My life changed drastically when I travelled to Switzerland where I met choreographer Maurice Béjart who asked me to be part of the program of the École-Atelier Rudra Béjart in Lausanne as a post-graduate student. Initially planning to stay for three months, instead, I stayed for six years in Switzerland to study and work under the wings of the notorious choreographer. This period in Switzerland was paramount to my further artistic and personal life. Besides intensifying craftsmanship in dance and movement, I got initiated into Shakespearian theater, Commedia dell’Arte and Eastern Martial Arts. These practices magnified my interest in performativity, dramaturgy, scenography and scenic rituality. It inspired me to imagine and think about a more holistic approach in dance, beyond its own discipline.
During my Swiss life, my search for spirituality got redeemed by the encounter of a qualified Buddhist master. Parallel to my dancing career, I studied for two years at Rabten Choëling, University of Tibetan Studies; a Buddhist monastery in Mont Pélerin in the mountains of Switzerland. These Buddhist studies planted the seed for the formalization of my urgency to display the dichotomy of the fragile, ephemeral nature of human existence and the victorious, celebrated aspect of our human capacities. Inspired by the combination of monastic community life of study with meditation and my artistic pursuit of dancing and choreographing, I decided to commit myself to choreography and the foundation of a dance company.

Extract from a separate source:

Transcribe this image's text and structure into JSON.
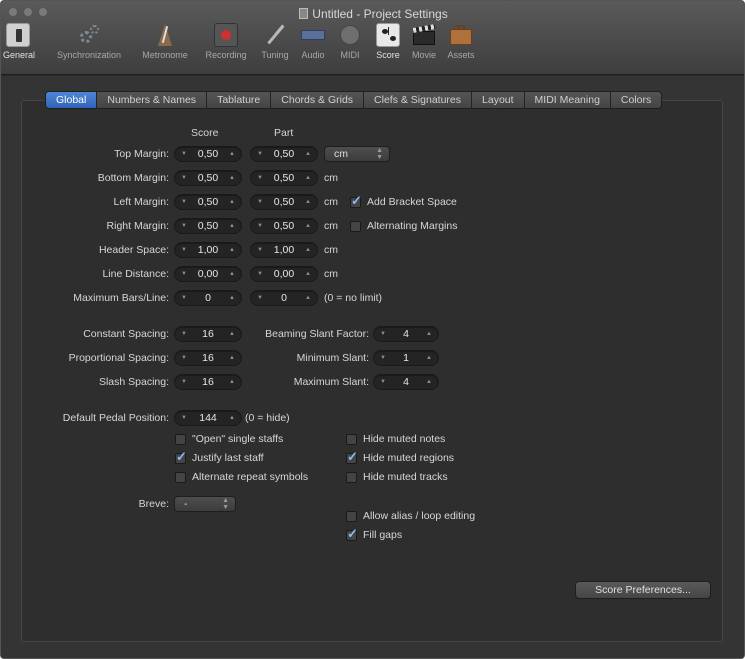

Together with dancer Maïté Guérin, whom I met while working with Béjart, we founded the GOTRA Dance company in The Netherlands in 2007.. For twelve years GOTRA was a steady haven for a pool of dancers, designers, composers and other creative collaborators to develop work with a focus on interdisciplinary dance projects in and outside of theaters, museums, site specific, events and festivals. The works ranged from experimental, intimate projects to large scale productions in collaboration with national and international institutions. The works we created within the myriad different settings and contexts over the years shaped me as an artist who embraces the unpredictable by deliberately placing myself outside the measurable measure and explicitly attempt to bridge the known with the unknown. The undercurrent and driving force of my work remains my fascination for the simultaneous fragile and virtuous aspect of human being in a complex world.

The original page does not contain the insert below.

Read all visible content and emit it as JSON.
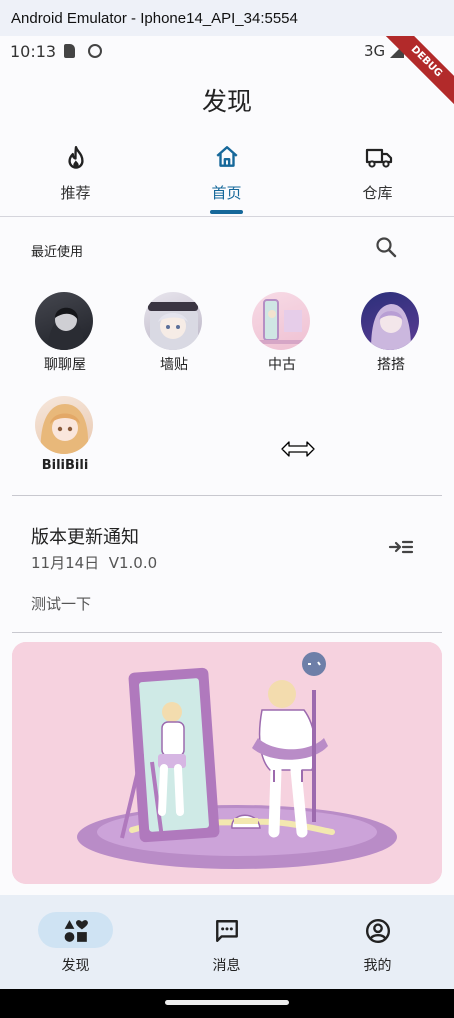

From 2018 until 2020 I engaged myself in the masters program COMMA at CODARTS University of the Arts in Rotterdam and Fontys University of Arts in Tilburg. I conducted a research on the relation between theater, anatomy and madness as a phenomenon of societal exclusion. In particular I designed and executed my research from the question: how are Shakespeare’s Hamlet, the human spine and the phenomenon of madness from the perspective of Michel Foucault’s History of Madness (1961) related in the production of choreography. This peculiar yet vast research has set the beginning of my methodology and over-arching vision in the making and developing of my work. Here, theatricality, anatomy and societal relevance are the three main pillars that function as the foundation for the fragile and virtuous human condition.